Germany’s vocational training system is lauded abroad, but more and more apprenticeships in the country are remaining unfilled, as firms and applicants fail to look further afield.
Only 5 percent of small and medium-sized companies look beyond 100 kilometers (60 miles) for qualified candidates. Most companies (two-thirds) look no farther than 20 kilometers (12 miles).
That reality is completely at odds with what the companies themselves believe, according to a poll of businesses by the German Institute for Vocational Training. The poll’s results, obtained by Handelsblatt, show two-thirds of companies believe that recruiting apprentices from outside their region is important today. And about 80 percent believe that within five years, mobility will be an important determination in hiring qualified employees.
Germany’s apprenticeship model is renowned around the world for how it develops a skilled workforce and keeps unemployment down.

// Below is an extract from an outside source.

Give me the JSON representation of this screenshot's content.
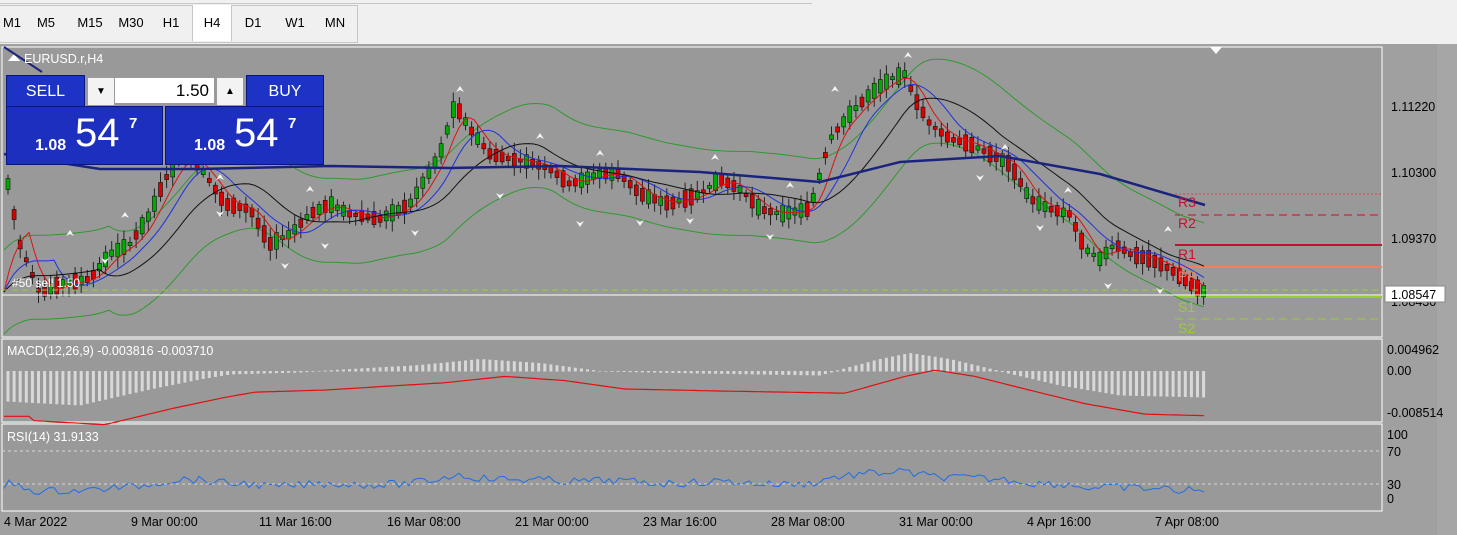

In the United States, German companies such as BMW and Siemens are working with schools and local governments to create apprenticeship and career programs for young people. That way businesses help build a qualified workforce for well-paying technical jobs that might otherwise not be filled.
But many young Germans shy away from apprenticeships far from home. Only 12 percent of would-be apprentices applied to companies more than 100 kilometers away, according to the vocational training survey. Even among those who had not yet found an apprenticeship, the figure was only 16 percent.
The result is the so-called “matching problem.” One of the great challenges for Germany’s vaunted job-training system is unfilled apprentice positions, according to a report by the vocational training institute. In 2013, 33,500 apprenticeships that were registered through the federal job agency could not be filled, and about 40 percent of companies claimed that they couldn’t fill all their apprenticeship openings.